Boundaries: The Unsung Heroes of Holiday Peace
So many people carry guilt around setting boundaries during the holidays.
But boundaries are not ultimatums. They’re not punishments.
And they’re certainly not evidence that you’re “too sensitive” or “not festive enough.”
Boundaries are simply capacity, spoken out loud.
A boundary might sound like:
• “I can only stay for about an hour.”
• “I’m not at full energy today, so I’ll keep things low-key.”
• “I need some downtime before we reconnect.”
• “Could we turn the music down a bit so I can hear our conversation?”
These aren’t rejections, they are permissions.
They allow you to stay connected without abandoning yourself.
Your presence becomes deeper, more honest, more sustainable.
Six Signs Your Body Is Entering Holiday Survival Mode
If you’re noticing any of these, your system is asking for softness, not strength:
quicker tears or irritation
saying yes, then instantly regretting it
waking tired even after a full night
overfunctioning, caretaking, or “hosting mode”
avoidance or numbing
emotional flatness
These aren’t personal failures; they’re physiological flares.
Your body is whispering, “I need rest, not more responsibility.”
A Gentle Plan to Support Yourself This Week
You don’t need a full lifestyle overhaul.
Your nervous system responds best to small, repeatable acts of care.
Before a gathering:
• one grounding breath
• a small nourishing snack
• decide how long you want to stay
During:
• step outside for 60 seconds
• have a “regulating object” (warm drink, soft scarf)
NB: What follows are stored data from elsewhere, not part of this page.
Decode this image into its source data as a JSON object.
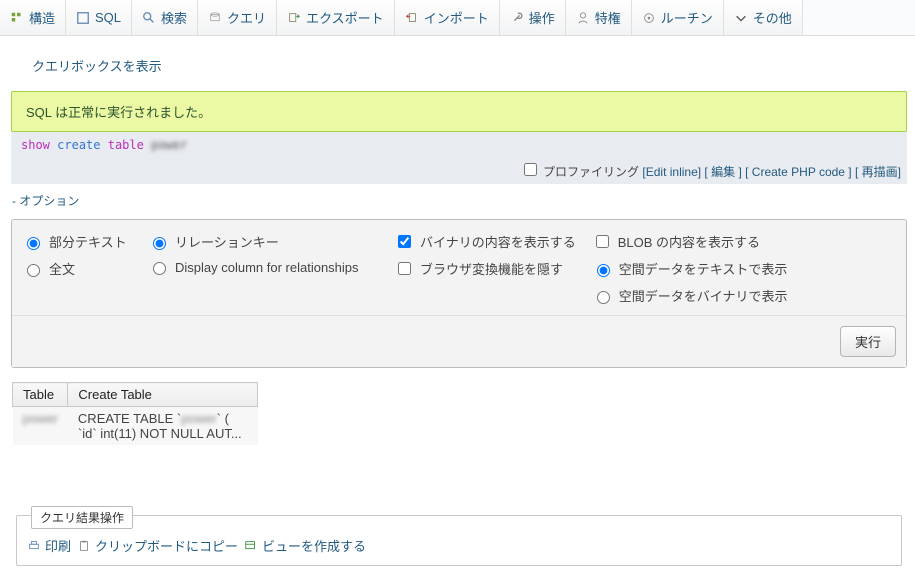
{
  "tabs": [
    {
      "label": "構造",
      "icon": "structure"
    },
    {
      "label": "SQL",
      "icon": "sql"
    },
    {
      "label": "検索",
      "icon": "search"
    },
    {
      "label": "クエリ",
      "icon": "query"
    },
    {
      "label": "エクスポート",
      "icon": "export"
    },
    {
      "label": "インポート",
      "icon": "import"
    },
    {
      "label": "操作",
      "icon": "wrench"
    },
    {
      "label": "特権",
      "icon": "user"
    },
    {
      "label": "ルーチン",
      "icon": "routine"
    },
    {
      "label": "その他",
      "icon": "more"
    }
  ],
  "show_query_link": "クエリボックスを表示",
  "success_message": "SQL は正常に実行されました。",
  "sql": {
    "kw_show": "show",
    "kw_create": "create",
    "kw_table": "table",
    "target": "power"
  },
  "toolbar": {
    "profiling": "プロファイリング",
    "edit_inline": "Edit inline",
    "edit": "編集",
    "create_php": "Create PHP code",
    "refresh": "再描画"
  },
  "options_link": "- オプション",
  "options": {
    "partial_text": "部分テキスト",
    "full_text": "全文",
    "relation_key": "リレーションキー",
    "display_col": "Display column for relationships",
    "show_binary": "バイナリの内容を表示する",
    "show_blob": "BLOB の内容を表示する",
    "hide_browser_conv": "ブラウザ変換機能を隠す",
    "geom_text": "空間データをテキストで表示",
    "geom_binary": "空間データをバイナリで表示"
  },
  "exec_button": "実行",
  "grid": {
    "headers": {
      "table": "Table",
      "create_table": "Create Table"
    },
    "row": {
      "table_name": "power",
      "ddl_line1": "CREATE TABLE `power` (",
      "ddl_line2": "  `id` int(11) NOT NULL AUT..."
    }
  },
  "footer": {
    "legend": "クエリ結果操作",
    "print": "印刷",
    "copy": "クリップボードにコピー",
    "create_view": "ビューを作成する"
  }
}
• one meaningful conversation instead of ten small-talk cycles
After:
• sit in stillness for one minute before doing anything
• warm shower or tea
• legs up the wall for two songs
Tiny practices. Big regulation.
A Closing Truth
If you’ve been stretched thin…
If your emotions are closer to the surface…
If you’re tired in a way you can’t quite explain…
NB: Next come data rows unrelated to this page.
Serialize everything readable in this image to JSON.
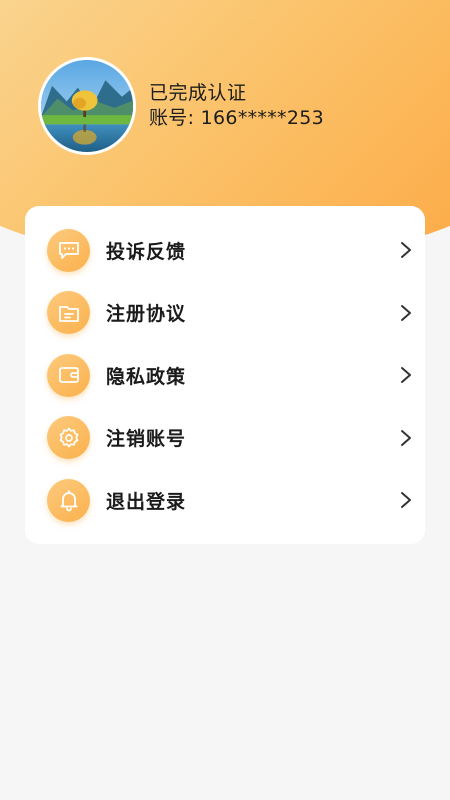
{
  "profile": {
    "verify_status": "已完成认证",
    "account_label": "账号:",
    "account_value": "166*****253"
  },
  "menu": {
    "items": [
      {
        "label": "投诉反馈",
        "icon": "chat-bubble-icon"
      },
      {
        "label": "注册协议",
        "icon": "folder-document-icon"
      },
      {
        "label": "隐私政策",
        "icon": "wallet-icon"
      },
      {
        "label": "注销账号",
        "icon": "gear-icon"
      },
      {
        "label": "退出登录",
        "icon": "bell-icon"
      }
    ]
  },
  "colors": {
    "header_gradient_start": "#fad796",
    "header_gradient_end": "#fca944",
    "icon_circle": "#fbbd5e",
    "card_bg": "#ffffff",
    "page_bg": "#f6f6f6"
  }
}
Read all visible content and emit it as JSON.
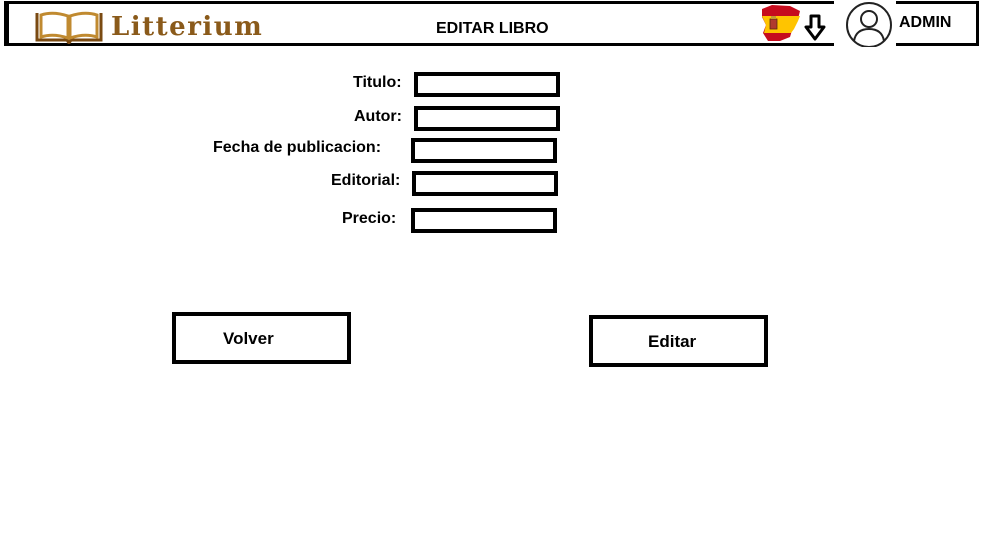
{
  "header": {
    "brand": "Litterium",
    "page_title": "EDITAR LIBRO",
    "user_label": "ADMIN",
    "flag_icon": "spain-flag-icon",
    "menu_icon": "down-arrow-icon",
    "avatar_icon": "user-avatar-icon"
  },
  "form": {
    "titulo_label": "Titulo:",
    "autor_label": "Autor:",
    "fecha_label": "Fecha de publicacion:",
    "editorial_label": "Editorial:",
    "precio_label": "Precio:",
    "titulo_value": "",
    "autor_value": "",
    "fecha_value": "",
    "editorial_value": "",
    "precio_value": ""
  },
  "actions": {
    "back_label": "Volver",
    "edit_label": "Editar"
  },
  "colors": {
    "brand": "#8a5a1a",
    "flag_red": "#c60b1e",
    "flag_yellow": "#ffc400",
    "border": "#000000"
  }
}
There is nothing wrong with you.
You are a human being moving through an overstimulating season with a nervous system that was built for connection, safety, and slowness.
You don’t have to match the pace of the world to belong to it.
Presence over performance.
Capacity over expectations.
Self-connection over perfection.
Be gentle with yourself this season.
Your body has been asking for that gentleness for a long time.